Her hair was silver, naturally or from a salon, I couldn’t be sure, but she wasn’t in her twenties. Hell, I’d be surprised if she were in her thirties.
No, she was older. She had the slightest wrinkles by her eyes that told me she lived her life with laughter. She wasn’t thin, but she wasn’t overweight. Thick was the word to describe her. With the type of thighs a guy could get lost between, if he was lucky enough to take the journey.
King obviously hadn’t touched her, because with my hand wrapped around her arm, I could feel the muscle. She was strong. She wouldn’t break easily.
I didn’t want her broken, but compliant would be nice.
She stood with her chin up and her shoulders back, daring me to tell them what she said.

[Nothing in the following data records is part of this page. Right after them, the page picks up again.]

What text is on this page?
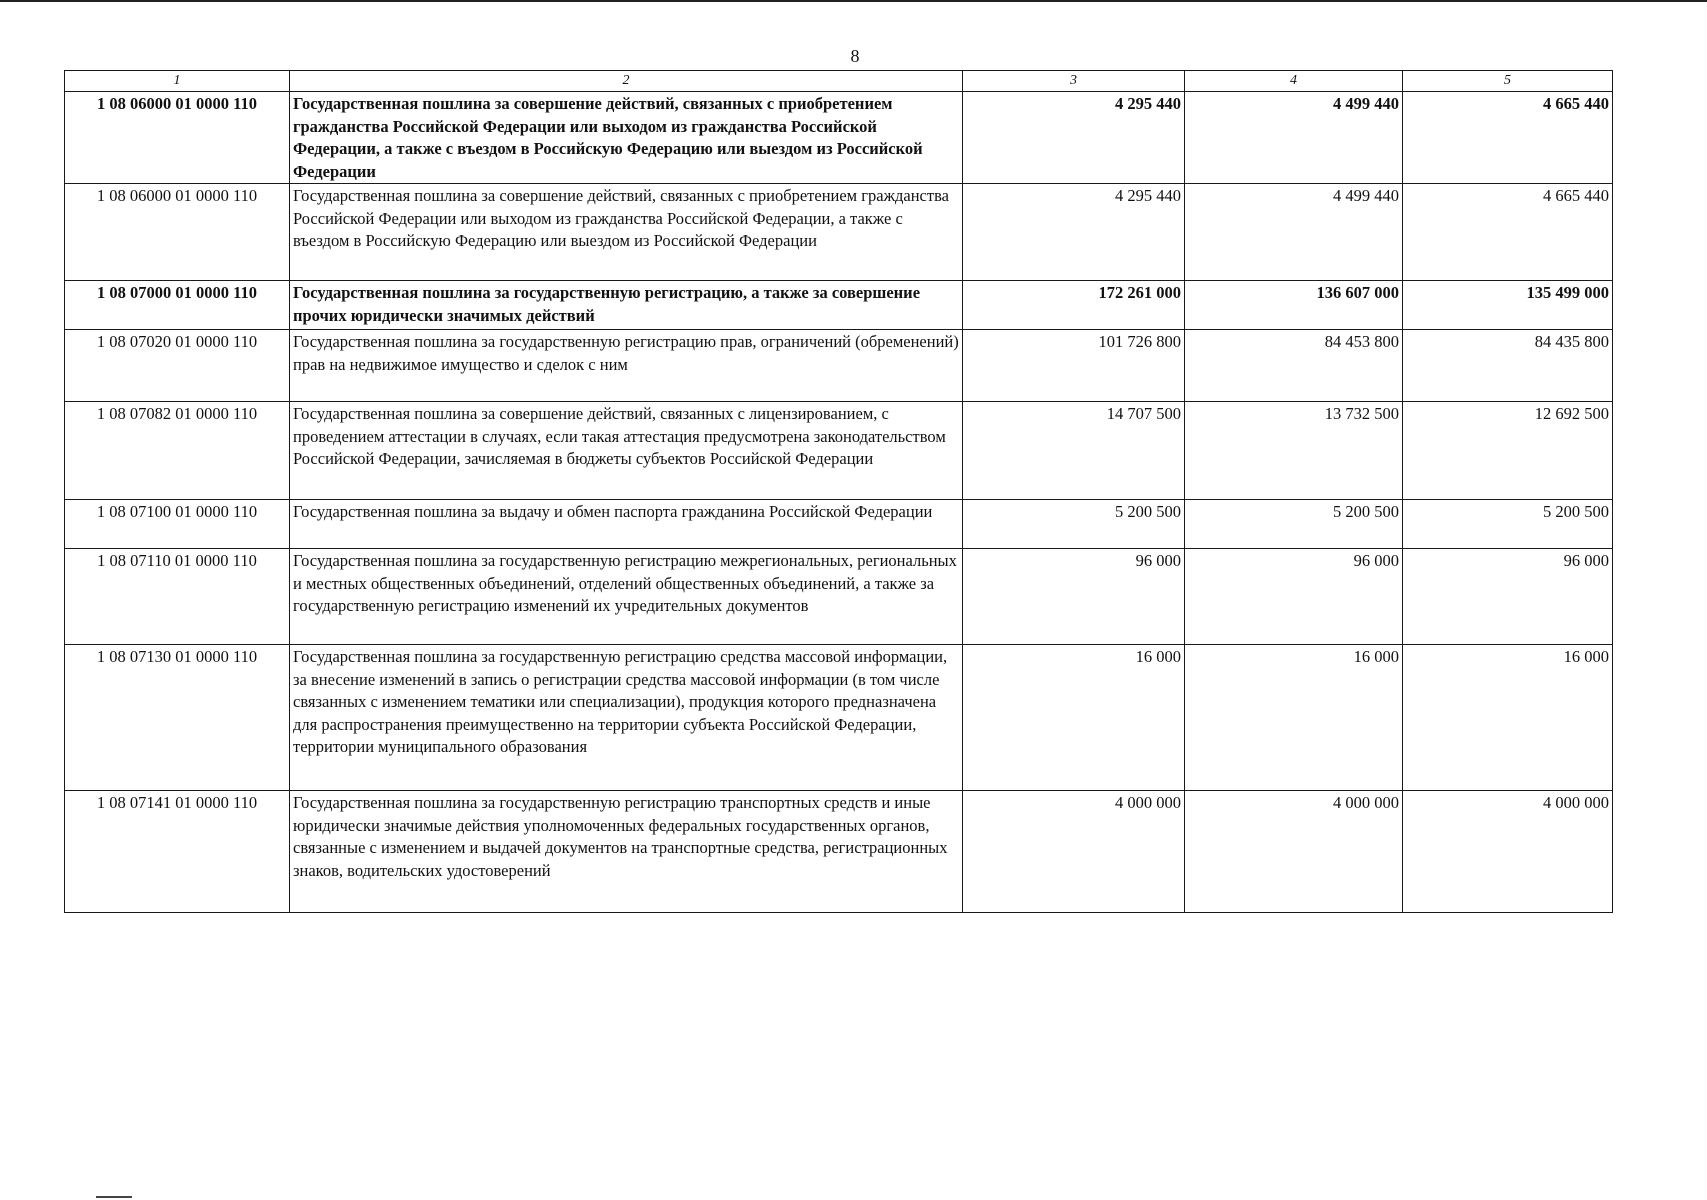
8
1	2	3	4	5
1 08 06000 01 0000 110	Государственная пошлина за совершение действий, связанных с приобретением гражданства Российской Федерации или выходом из гражданства Российской Федерации, а также с въездом в Российскую Федерацию или выездом из Российской Федерации	4 295 440	4 499 440	4 665 440
1 08 06000 01 0000 110	Государственная пошлина за совершение действий, связанных с приобретением гражданства Российской Федерации или выходом из гражданства Российской Федерации, а также с въездом в Российскую Федерацию или выездом из Российской Федерации	4 295 440	4 499 440	4 665 440
1 08 07000 01 0000 110	Государственная пошлина за государственную регистрацию, а также за совершение прочих юридически значимых действий	172 261 000	136 607 000	135 499 000
1 08 07020 01 0000 110	Государственная пошлина за государственную регистрацию прав, ограничений (обременений) прав на недвижимое имущество и сделок с ним	101 726 800	84 453 800	84 435 800
1 08 07082 01 0000 110	Государственная пошлина за совершение действий, связанных с лицензированием, с проведением аттестации в случаях, если такая аттестация предусмотрена законодательством Российской Федерации, зачисляемая в бюджеты субъектов Российской Федерации	14 707 500	13 732 500	12 692 500
1 08 07100 01 0000 110	Государственная пошлина за выдачу и обмен паспорта гражданина Российской Федерации	5 200 500	5 200 500	5 200 500
1 08 07110 01 0000 110	Государственная пошлина за государственную регистрацию межрегиональных, региональных и местных общественных объединений, отделений общественных объединений, а также за государственную регистрацию изменений их учредительных документов	96 000	96 000	96 000
1 08 07130 01 0000 110	Государственная пошлина за государственную регистрацию средства массовой информации, за внесение изменений в запись о регистрации средства массовой информации (в том числе связанных с изменением тематики или специализации), продукция которого предназначена для распространения преимущественно на территории субъекта Российской Федерации, территории муниципального образования	16 000	16 000	16 000
1 08 07141 01 0000 110	Государственная пошлина за государственную регистрацию транспортных средств и иные юридически значимые действия уполномоченных федеральных государственных органов, связанные с изменением и выдачей документов на транспортные средства, регистрационных знаков, водительских удостоверений	4 000 000	4 000 000	4 000 000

“Declan. Let her go. She’s had a shit night. She’s just moving to town and her car broke down on a dark road in the middle of nowhere. She’s a little stressed. I’m sure whatever she said was just spouting off because she was afraid.” King looked at her and winked. “Ain’t that right, darlin’? If you give her the chance, I’m sure she’ll apologize.”
Seeing the look of fire in her eyes, I knew that wasn’t true.
“You want her first night in town to go down like this? What would Beck say if I told her you arrested a helpless woman stranded on the side of the road because she said something you didn’t like?”
“Fuck you, King,” I hissed.
He was right, though. My daughter would kill me for taking a woman’s stressful night and making it worse. I took a deep breath and unlocked the cuffs.
“She rides to town with Tank in the truck. Not on your bike,” I told him.
“Why? You worried about her being on my bike?”
That was a good question. I shouldn’t care who he had on the back of his bike, except I knew it meant something to him. To this day, the only woman that had been there was my daughter, his niece.
“I ain’t got an old lady, yet,” he argued.
“You sure about that?” I asked, mocking him.